Fluid flow analysis in cyclones, waste heat recovery systems, chimneys, cooling towers and environmental and pollution control sub systems
Efficiency estimation of pumps
Energy flow studies in wind power applications
Solutions to Vibration induced failure problems
Strength and stiffness calculations for pressure vessels, structural members and tanks
Earth quake response (Seismic) Analysis of sub-systems
Creep analysis and aging calculations for high temperature applications
Solidworks COSMOS Process Application:
COSMOS has found numerous applications in Petrochemical, textile and allied Industries. Renowned process industries world wide have adopted COSMOS to enhance life expectancy, reduce cost and improve reliability and efficiency of sub-systems and component’s.
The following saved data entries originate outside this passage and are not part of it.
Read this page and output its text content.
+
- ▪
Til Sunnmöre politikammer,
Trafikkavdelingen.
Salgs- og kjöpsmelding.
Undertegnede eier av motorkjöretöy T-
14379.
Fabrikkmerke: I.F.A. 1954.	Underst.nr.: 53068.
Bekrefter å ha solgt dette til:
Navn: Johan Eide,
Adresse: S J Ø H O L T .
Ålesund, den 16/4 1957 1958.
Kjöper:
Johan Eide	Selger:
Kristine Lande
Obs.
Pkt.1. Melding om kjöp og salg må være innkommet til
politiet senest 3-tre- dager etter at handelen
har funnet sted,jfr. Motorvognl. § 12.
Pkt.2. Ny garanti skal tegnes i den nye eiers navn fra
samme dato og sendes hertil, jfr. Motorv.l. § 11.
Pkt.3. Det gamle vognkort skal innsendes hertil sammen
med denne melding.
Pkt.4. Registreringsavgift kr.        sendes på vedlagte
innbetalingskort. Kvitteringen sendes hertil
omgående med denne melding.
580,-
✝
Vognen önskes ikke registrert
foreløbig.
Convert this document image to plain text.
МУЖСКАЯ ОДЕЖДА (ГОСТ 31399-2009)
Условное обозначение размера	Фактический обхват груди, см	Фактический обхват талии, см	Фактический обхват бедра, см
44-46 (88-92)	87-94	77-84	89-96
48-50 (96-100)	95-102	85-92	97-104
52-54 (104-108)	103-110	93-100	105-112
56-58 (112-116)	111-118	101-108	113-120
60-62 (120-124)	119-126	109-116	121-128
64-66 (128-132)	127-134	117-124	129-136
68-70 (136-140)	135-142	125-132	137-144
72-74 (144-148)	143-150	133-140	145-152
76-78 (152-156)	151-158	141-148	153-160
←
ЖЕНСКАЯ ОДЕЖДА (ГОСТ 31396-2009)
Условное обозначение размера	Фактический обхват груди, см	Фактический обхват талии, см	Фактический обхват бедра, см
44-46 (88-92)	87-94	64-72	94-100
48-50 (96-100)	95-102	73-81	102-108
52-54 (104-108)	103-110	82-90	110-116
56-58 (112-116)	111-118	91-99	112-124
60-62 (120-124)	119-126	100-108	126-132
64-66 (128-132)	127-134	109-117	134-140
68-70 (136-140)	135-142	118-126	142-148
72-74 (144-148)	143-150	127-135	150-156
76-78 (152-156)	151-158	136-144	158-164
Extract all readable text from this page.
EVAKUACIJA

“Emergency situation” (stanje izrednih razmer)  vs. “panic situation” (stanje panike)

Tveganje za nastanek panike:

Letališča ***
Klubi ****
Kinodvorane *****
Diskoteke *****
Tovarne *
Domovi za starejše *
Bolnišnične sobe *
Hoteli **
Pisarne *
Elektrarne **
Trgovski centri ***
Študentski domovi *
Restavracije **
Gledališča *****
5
Some of the capabilities of COSMOS include:
Stress and deflection calculations for pressure vessels, agitators, environment tanks, process equipment’s and comparison to ASME Code
Nozzle stress calculations
Wind loading, Hydro static pressure testing of process equipment’s and qualification of equipment’s to seismic excitation based on zonal classification.
Heat transfer simulation of heat exchangers (Plate type, Shell and Tube Type, Air-Cooled), Super heaters, Evaporators, Condenser’s, Cooling Tanks, Boilers, Distillation Columns and Chillers
Fluid induced vibration simulation of columns, tube bundles, pipe supports among others
Life expectancy calculation’s for dryers (Static and Rotary), Centrifuges, Rotating equipment’s and load bearing members
High Temperature applications involving seals and gaskets
Stiffness, Stress and Life calculations for expansion joints
Solidworks COSMOS Electronics Applications:
Electronics industry worldwide has adopted COSMOS for quick and accurate simulations to obtain reliable answers for challenging situations arising out of thermal and vibratory input.
Some of the popular uses include:
Shock calculations of enclosures, support structures, electronic systems as per MIL, NAVSEA, BS and Indian Standards for equipment’s used in aircrafts, ships and off road vehicles
Thermal management of electronic device enclosures
Forced cooling in electronic sub systems and optimization of heat sinks
Thermal management of Printed Circuit Boards
Vibration analysis for impact printers & Electro-Mechanical actuation systems
Natural and Forced convection cooling of controllers ( Internal and External)
Heat Transfer efficiency of cold plates.
Solidworks COSMOSWorks feels great and offers a complete set of tools that enables you to describe the product not only in 3D, but also to assess performance and operating properties within the same environment, leveraging links between the CAD, FEA and CFD. In a conclusion, it’s pretty cool.